In Pope Francis’ ongoing reform campaign, the last day of January and the first day of February brought fresh drama on two key fronts: the Church’s sex abuse scandals, and the role of the “new movements” in Catholicism.

On Friday, Jan. 31, Francis held an audience for prelates and officials from the Congregation for the Doctrine of the Faith, the Vatican’s powerful doctrinal watchdog agency, taking part in a plenary meeting.

Among other things, Francis confirmed that a new papal commission to lead the fight against sex abuse announced last December will be located within the doctrinal agency. That’s considered important, because it’s been the doctrinal office that’s had responsibility for handling abuse cases since 2001.

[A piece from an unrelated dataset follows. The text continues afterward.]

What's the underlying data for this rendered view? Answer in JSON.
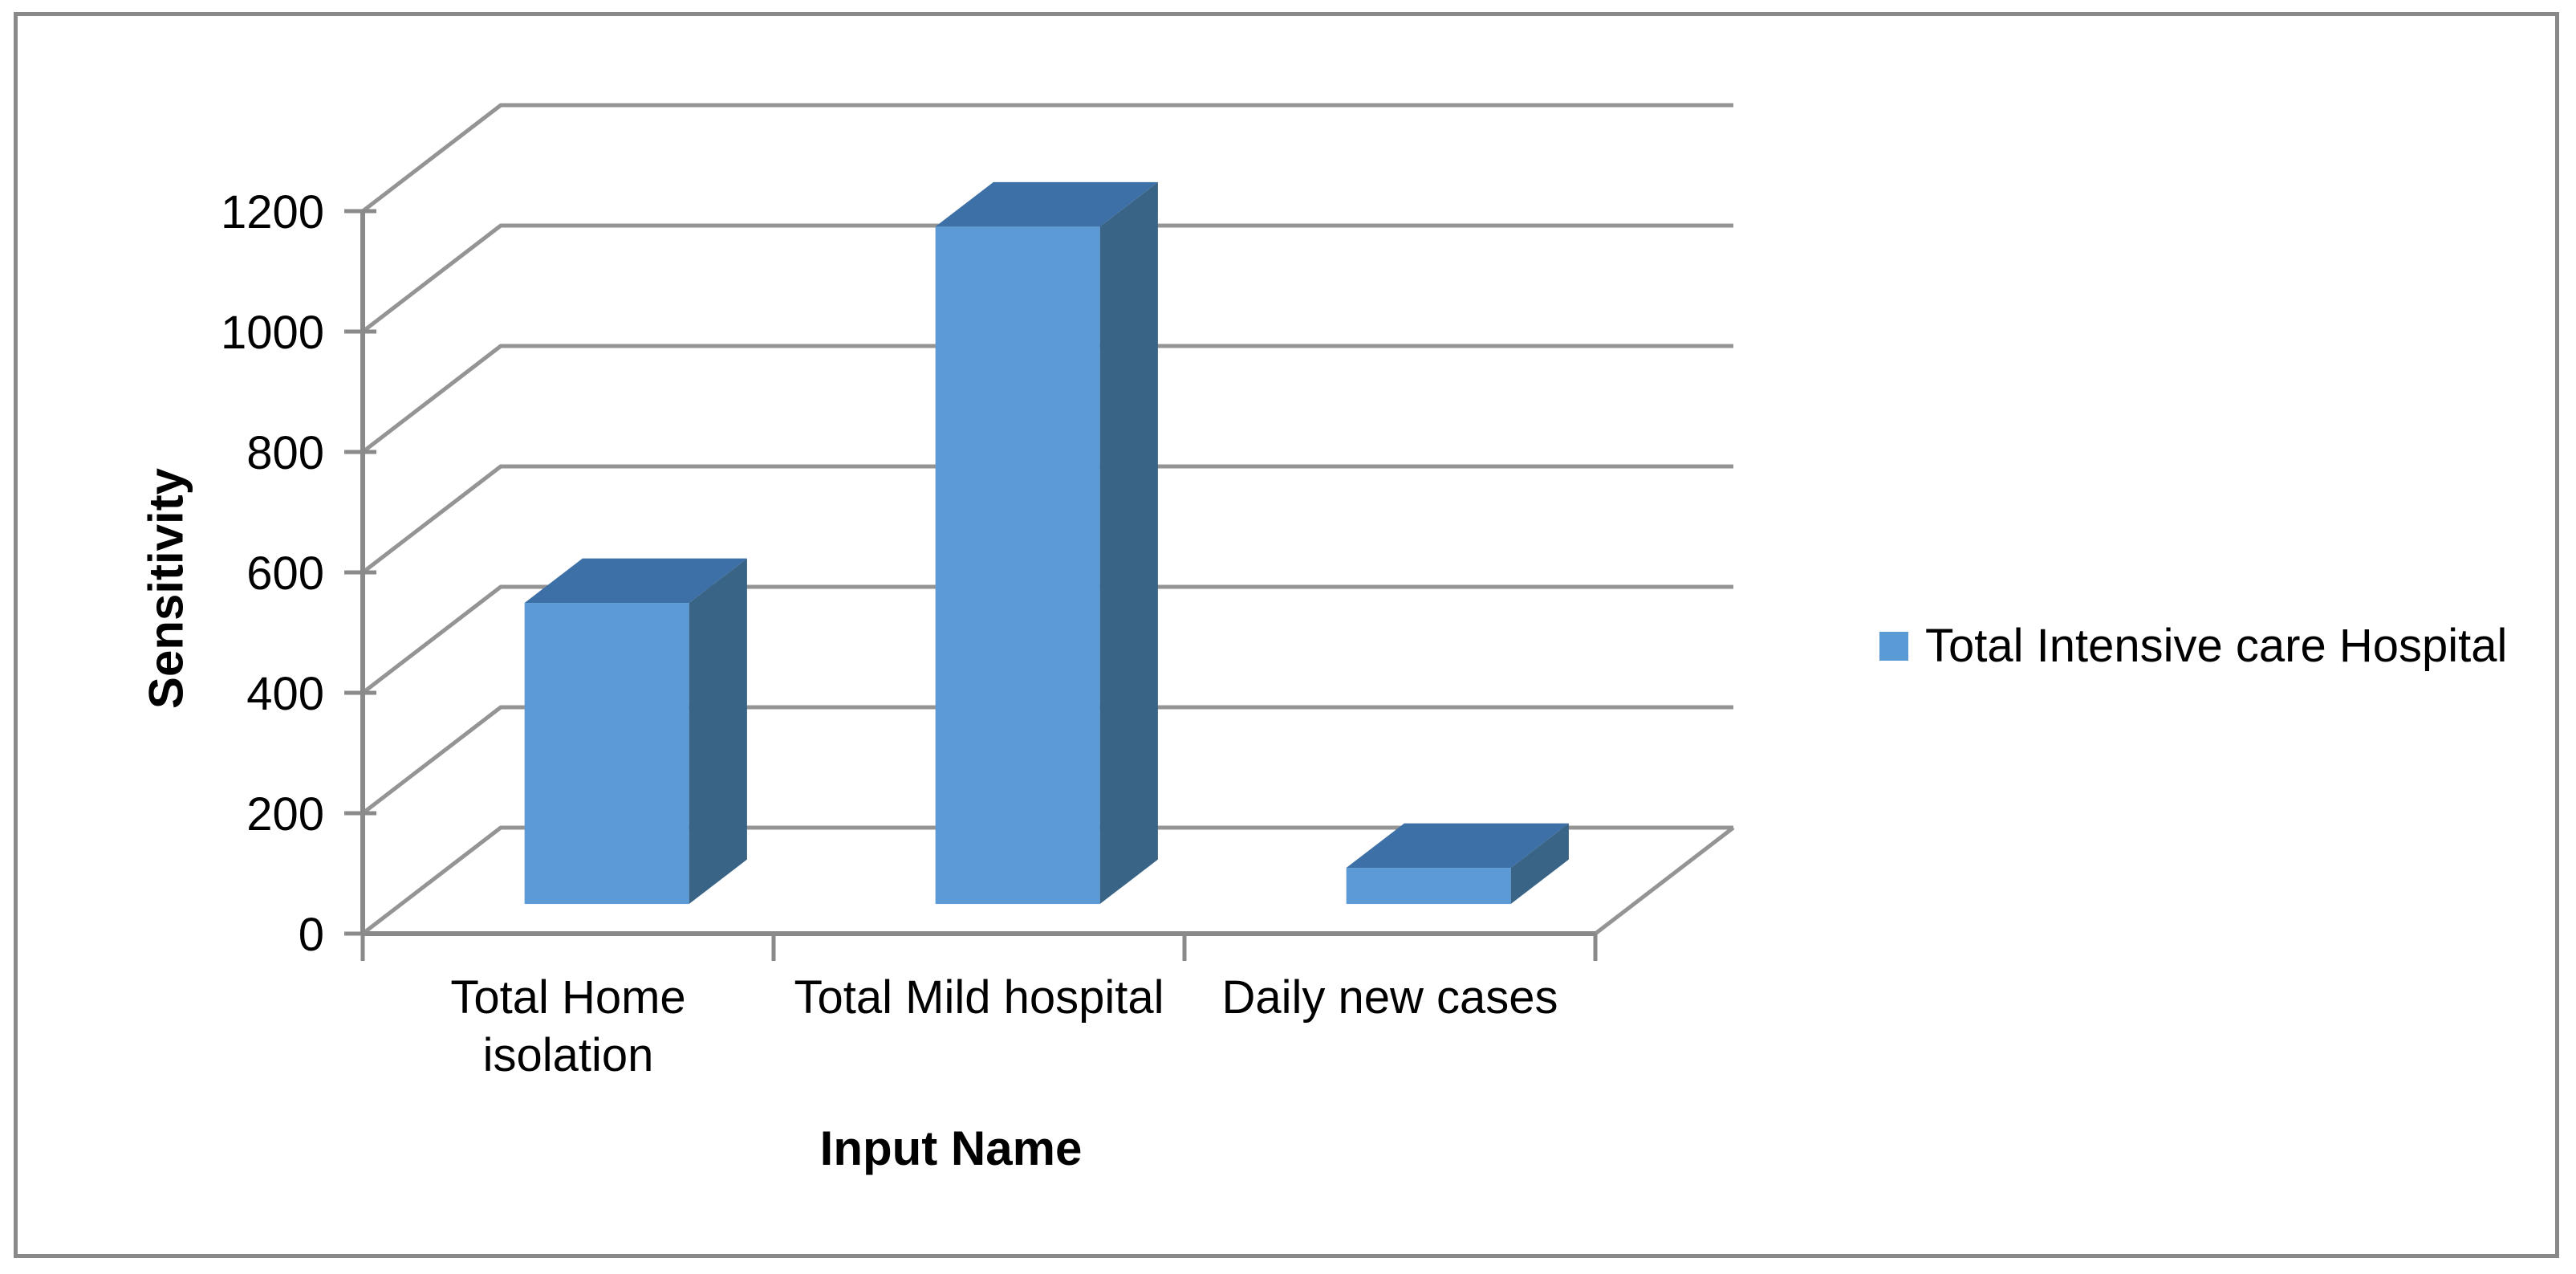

In the internal politics of the Vatican, it’s been seen as upholding a strong reform position.

The challenges the new commission may face were confirmed the same day, in a session with reporters held by the new secretary general of the Italian bishops’ conference, Bishop Nunzio Galantino, who among other things insisted that bishops should not be obligated to report abuse allegations against priests to the police.

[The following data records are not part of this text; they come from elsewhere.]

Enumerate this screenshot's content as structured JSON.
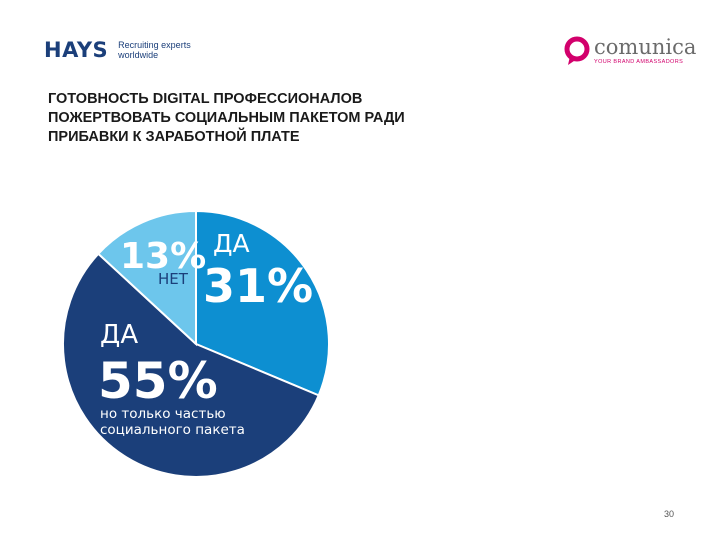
{
  "header": {
    "hays": {
      "wordmark": "HAYS",
      "tagline_1": "Recruiting experts",
      "tagline_2": "worldwide"
    },
    "comunica": {
      "wordmark": "comunica",
      "tagline": "YOUR BRAND AMBASSADORS"
    }
  },
  "title_lines": [
    "ГОТОВНОСТЬ DIGITAL ПРОФЕССИОНАЛОВ",
    "ПОЖЕРТВОВАТЬ СОЦИАЛЬНЫМ ПАКЕТОМ РАДИ",
    "ПРИБАВКИ К ЗАРАБОТНОЙ ПЛАТЕ"
  ],
  "chart_data": {
    "type": "pie",
    "title": "ГОТОВНОСТЬ DIGITAL ПРОФЕССИОНАЛОВ ПОЖЕРТВОВАТЬ СОЦИАЛЬНЫМ ПАКЕТОМ РАДИ ПРИБАВКИ К ЗАРАБОТНОЙ ПЛАТЕ",
    "slices": [
      {
        "key": "yes-full",
        "label": "ДА",
        "value": 31,
        "display": "31%",
        "color": "#0d8fd1"
      },
      {
        "key": "yes-partial",
        "label": "ДА",
        "value": 55,
        "display": "55%",
        "note_1": "но только частью",
        "note_2": "социального пакета",
        "color": "#1b3f7a"
      },
      {
        "key": "no",
        "label": "НЕТ",
        "value": 13,
        "display": "13%",
        "color": "#6dc6ec"
      }
    ]
  },
  "colors": {
    "brand_blue": "#1b3f7a",
    "comunica_pink": "#d2006c"
  },
  "page_number": "30"
}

“A bishop is not a public official or a public minister,” Galantino said. Instead, he said, a bishop must be a “father” to the both the victim and the accused priest.

Recently, two senior Vatican officials assured a United Nations panel in Geneva that it is now the policy of the Church to cooperate with all civil and criminal investigation s of abuse charges.

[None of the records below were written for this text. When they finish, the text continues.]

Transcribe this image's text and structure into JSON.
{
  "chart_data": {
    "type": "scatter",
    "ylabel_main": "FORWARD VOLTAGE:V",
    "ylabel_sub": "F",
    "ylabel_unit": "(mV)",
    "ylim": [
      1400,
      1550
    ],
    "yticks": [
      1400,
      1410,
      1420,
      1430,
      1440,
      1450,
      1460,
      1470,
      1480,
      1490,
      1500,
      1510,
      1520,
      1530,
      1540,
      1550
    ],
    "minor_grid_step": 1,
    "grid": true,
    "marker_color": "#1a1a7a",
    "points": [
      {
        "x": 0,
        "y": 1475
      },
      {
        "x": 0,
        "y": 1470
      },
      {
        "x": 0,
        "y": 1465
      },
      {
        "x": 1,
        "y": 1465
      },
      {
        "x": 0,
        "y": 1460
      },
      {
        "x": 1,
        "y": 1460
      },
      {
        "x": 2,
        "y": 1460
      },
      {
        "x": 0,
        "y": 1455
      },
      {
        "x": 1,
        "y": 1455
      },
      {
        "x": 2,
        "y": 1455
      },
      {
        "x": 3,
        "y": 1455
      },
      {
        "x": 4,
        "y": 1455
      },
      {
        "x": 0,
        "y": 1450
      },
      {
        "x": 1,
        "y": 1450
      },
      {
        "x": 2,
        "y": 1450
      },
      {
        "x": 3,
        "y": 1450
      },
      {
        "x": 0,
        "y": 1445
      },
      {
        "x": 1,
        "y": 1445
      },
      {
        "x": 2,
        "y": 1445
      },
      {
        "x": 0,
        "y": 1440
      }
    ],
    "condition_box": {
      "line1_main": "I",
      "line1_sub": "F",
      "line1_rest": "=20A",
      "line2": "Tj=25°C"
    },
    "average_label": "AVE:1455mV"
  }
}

The Vatican has not imposed a universal requirement on bishops to relay abuse complaints to the police, but has said bishops are obligated to follow the law in societies with mandatory reporting requirements.

On Saturday Francis held another audience, this time with members of the Neocatechumenal Way, one of the “new movements” that grew up in the late 20th century.

Founded in Spain and known for its zealously missionary ethos, the Neocatechumenate has long admired by some and seen with suspicion by others. Among other things, critics charge that it can be a divisive force in parishes by forming a separate subculture, that it exercises excessive control over members, and demonizes ex-members who chose to leave.

Over the years, some bishops have denied permission to the Neocatechumenate to operate in their dioceses, including prelates in the U.K., Japan, the Philippines and Nepal.

While applauding the Neocatechumenate for its “generosity” and service to the Church, Francis also said he wanted to lay out three “simple recommendations.”

First, the pope said it’s more important for the group to be in communion with the local church than to uphold all the particulars of its own spiritual path.

“Communion is essential,” Francis said.

“Sometimes it can be better to renounce living in every detail what your own path demands, in order to guarantee unity among the brothers who form the one ecclesial community, of which you must always feel yourself a part,” he said.

Second, Francis urged the Neocatechumenate to respect the local cultures in which the group wants to put down roots.

Learning foreign languages is helpful, the pope said, but “much more important will be your commitment to learning the cultures that you meet, recognizing that the need for the Gospel is everywhere, but also [recognizing] the work of the Holy Spirit in the life and the history of every people.”

Third, the pope asked the Neocatechumenate to foster internal freedom and to respect those who decide to leave the group.

“Everyone’s freedom must not be coerced,” he said, “and the eventual choice of anyone who decides to seek other forms of Christian life … outside the [Neocatechumenate] must be respected.”

All told, the pope’s encounters with both the Congregation for the Doctrine of the Faith and with the Neocatechumenate illustrate the direction in which Francis is trying to take the church, while the context illustrates some of the challenges he’s likely to face in getting there.